Roman farmers faced many of the problems which have historically affected farmers up until modern times including the unpredictability of weather, rainfall, and pests. Farmers also had to be wary of purchasing land too far away from a city or port because of war and land conflicts. As Rome was a vast empire that conquered many lands, it created enemies with individuals whose land had been taken. They would often lose their farms to the invaders who would take over and try to run the farms themselves. Though Roman soldiers would often come to the aid of the farmers and try and regain the land, these fights often resulted in damaged or destroyed property. Land owners also faced problems with slave rebellions at times. "In addition to invasions by Carthaginians and Celtic tribes, slaves rebellions and civil wars which were repeatedly fought on Italian soil all contributed to the destruction of traditional agricultural holdings. (pg. 4) Also, as Rome's agriculture declined, people now judged others by their wealth rather than their character."[page needed]

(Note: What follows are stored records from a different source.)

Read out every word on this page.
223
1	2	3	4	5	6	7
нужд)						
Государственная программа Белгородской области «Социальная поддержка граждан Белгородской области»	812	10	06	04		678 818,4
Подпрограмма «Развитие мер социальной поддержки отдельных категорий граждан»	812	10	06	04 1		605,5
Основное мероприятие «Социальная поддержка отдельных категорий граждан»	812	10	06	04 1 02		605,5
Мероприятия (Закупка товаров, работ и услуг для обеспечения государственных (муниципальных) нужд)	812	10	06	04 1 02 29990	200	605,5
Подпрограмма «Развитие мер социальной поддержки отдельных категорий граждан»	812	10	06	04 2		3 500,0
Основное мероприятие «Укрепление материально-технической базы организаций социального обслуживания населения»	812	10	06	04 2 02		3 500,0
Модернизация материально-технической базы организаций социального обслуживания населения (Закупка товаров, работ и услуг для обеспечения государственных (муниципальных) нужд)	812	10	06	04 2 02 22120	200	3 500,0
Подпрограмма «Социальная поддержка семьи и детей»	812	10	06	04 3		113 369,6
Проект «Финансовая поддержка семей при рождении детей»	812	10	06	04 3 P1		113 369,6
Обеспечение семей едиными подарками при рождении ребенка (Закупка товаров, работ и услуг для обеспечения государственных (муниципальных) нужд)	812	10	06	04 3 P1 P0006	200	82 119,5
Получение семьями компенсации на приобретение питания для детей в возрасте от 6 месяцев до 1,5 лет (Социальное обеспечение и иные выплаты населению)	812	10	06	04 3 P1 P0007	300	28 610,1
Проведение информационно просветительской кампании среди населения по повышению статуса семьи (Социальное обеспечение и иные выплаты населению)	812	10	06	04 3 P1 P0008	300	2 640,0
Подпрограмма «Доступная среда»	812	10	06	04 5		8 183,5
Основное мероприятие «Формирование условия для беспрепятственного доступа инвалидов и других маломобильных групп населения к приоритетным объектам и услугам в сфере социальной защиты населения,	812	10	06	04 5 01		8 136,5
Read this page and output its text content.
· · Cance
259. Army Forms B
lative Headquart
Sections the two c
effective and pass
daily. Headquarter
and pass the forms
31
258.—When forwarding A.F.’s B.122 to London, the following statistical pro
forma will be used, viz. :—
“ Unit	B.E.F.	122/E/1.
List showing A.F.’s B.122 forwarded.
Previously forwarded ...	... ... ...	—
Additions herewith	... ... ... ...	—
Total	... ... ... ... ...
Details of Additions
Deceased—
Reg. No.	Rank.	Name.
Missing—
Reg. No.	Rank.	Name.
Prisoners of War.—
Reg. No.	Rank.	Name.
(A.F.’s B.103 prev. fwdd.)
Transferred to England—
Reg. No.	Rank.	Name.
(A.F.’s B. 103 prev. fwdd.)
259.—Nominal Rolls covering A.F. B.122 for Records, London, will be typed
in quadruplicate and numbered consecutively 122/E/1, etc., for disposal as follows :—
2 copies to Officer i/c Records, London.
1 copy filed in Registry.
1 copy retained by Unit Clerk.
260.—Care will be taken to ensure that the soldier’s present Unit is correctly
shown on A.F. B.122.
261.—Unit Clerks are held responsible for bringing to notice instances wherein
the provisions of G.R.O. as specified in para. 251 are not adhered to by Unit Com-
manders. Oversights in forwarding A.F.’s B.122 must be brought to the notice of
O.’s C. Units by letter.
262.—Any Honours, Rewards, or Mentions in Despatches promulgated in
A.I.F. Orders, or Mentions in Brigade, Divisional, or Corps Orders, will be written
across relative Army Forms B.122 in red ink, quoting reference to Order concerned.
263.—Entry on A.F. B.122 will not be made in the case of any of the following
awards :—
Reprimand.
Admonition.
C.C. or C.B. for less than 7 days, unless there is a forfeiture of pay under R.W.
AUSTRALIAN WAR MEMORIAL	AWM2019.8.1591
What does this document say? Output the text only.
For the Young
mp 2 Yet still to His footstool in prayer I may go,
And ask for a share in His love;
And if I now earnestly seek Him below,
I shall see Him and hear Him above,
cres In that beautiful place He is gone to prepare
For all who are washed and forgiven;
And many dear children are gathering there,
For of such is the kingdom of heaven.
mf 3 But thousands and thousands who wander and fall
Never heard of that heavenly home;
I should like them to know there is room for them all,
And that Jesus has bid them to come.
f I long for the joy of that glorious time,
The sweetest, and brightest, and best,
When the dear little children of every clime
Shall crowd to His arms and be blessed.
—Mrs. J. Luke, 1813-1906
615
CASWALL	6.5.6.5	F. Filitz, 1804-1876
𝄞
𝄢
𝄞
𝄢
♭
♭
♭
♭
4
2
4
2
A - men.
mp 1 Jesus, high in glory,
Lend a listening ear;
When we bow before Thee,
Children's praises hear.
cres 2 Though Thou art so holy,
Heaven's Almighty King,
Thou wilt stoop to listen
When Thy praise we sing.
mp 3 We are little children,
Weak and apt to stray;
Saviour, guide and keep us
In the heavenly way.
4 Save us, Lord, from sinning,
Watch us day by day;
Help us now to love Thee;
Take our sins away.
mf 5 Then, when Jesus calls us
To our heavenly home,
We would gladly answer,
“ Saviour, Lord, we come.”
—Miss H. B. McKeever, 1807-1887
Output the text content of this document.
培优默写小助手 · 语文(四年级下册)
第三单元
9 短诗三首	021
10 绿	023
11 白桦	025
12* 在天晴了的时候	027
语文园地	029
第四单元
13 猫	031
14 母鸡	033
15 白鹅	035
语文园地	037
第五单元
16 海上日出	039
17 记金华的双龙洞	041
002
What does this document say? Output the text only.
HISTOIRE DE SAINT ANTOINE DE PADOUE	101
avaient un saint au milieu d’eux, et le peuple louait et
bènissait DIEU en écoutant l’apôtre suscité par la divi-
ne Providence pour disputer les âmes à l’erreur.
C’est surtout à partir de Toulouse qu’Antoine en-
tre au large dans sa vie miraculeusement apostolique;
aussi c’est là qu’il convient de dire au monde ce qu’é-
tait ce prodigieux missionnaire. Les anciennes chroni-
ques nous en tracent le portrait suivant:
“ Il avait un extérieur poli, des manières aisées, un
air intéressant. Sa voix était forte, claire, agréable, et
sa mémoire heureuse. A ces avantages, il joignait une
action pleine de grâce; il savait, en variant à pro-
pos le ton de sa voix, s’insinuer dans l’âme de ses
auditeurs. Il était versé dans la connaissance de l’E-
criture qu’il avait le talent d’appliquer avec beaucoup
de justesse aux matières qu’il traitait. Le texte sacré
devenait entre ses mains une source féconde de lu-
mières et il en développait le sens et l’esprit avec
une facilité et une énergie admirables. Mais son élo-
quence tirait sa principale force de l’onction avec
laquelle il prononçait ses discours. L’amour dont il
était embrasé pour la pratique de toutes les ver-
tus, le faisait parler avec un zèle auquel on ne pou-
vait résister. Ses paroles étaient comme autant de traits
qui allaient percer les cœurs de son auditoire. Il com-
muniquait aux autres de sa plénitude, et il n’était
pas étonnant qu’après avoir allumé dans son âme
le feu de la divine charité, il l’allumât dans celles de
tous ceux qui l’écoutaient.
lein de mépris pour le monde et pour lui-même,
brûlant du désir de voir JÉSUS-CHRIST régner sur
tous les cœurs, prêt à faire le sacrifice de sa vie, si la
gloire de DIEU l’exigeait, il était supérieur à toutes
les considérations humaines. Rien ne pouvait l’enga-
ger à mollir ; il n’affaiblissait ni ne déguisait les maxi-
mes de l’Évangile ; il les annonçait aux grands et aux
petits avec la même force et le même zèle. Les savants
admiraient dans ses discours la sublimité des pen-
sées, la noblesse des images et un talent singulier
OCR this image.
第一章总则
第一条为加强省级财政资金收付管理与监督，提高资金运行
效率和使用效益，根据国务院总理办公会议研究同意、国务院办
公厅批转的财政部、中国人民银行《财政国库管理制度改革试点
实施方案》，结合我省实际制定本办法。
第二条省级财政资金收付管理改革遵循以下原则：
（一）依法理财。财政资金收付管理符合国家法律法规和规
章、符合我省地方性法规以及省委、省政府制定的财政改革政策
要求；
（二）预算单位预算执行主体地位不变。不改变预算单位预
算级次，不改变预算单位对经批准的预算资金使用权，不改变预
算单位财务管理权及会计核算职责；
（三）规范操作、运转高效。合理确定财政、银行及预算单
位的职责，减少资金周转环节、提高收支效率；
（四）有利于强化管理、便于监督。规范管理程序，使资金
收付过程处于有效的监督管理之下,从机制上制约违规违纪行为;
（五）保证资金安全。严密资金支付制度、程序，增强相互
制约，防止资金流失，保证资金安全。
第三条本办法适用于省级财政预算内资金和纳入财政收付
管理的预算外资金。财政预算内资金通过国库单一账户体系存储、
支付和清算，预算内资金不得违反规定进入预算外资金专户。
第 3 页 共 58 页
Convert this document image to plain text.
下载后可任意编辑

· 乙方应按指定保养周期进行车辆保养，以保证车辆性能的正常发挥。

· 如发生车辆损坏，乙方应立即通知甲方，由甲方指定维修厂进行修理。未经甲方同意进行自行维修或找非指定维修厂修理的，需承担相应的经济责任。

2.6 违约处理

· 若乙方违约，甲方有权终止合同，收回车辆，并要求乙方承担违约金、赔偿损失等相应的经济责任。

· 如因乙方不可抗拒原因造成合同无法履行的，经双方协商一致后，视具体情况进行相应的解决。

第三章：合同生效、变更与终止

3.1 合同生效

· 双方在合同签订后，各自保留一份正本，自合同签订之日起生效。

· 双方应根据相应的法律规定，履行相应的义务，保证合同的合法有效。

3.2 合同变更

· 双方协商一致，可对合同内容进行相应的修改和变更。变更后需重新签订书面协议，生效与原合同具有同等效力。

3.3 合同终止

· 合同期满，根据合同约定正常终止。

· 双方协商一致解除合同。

Roman agricultural practices may have contributed to soil depletion throughout the Roman world.
KD White's Roman Farming compiles information from Roman authors and addresses all aspects of Roman agriculture using detailed charts of soils, agricultural terms, animal husbandry in Rome, and a description of crop rotation systems. KD White's book Farm Equipment of the Roman World includes diagrams of Roman farming equipment. Paul Erdkamp's The Grain Market in the Roman Empire describes farming economics and ancient marketing.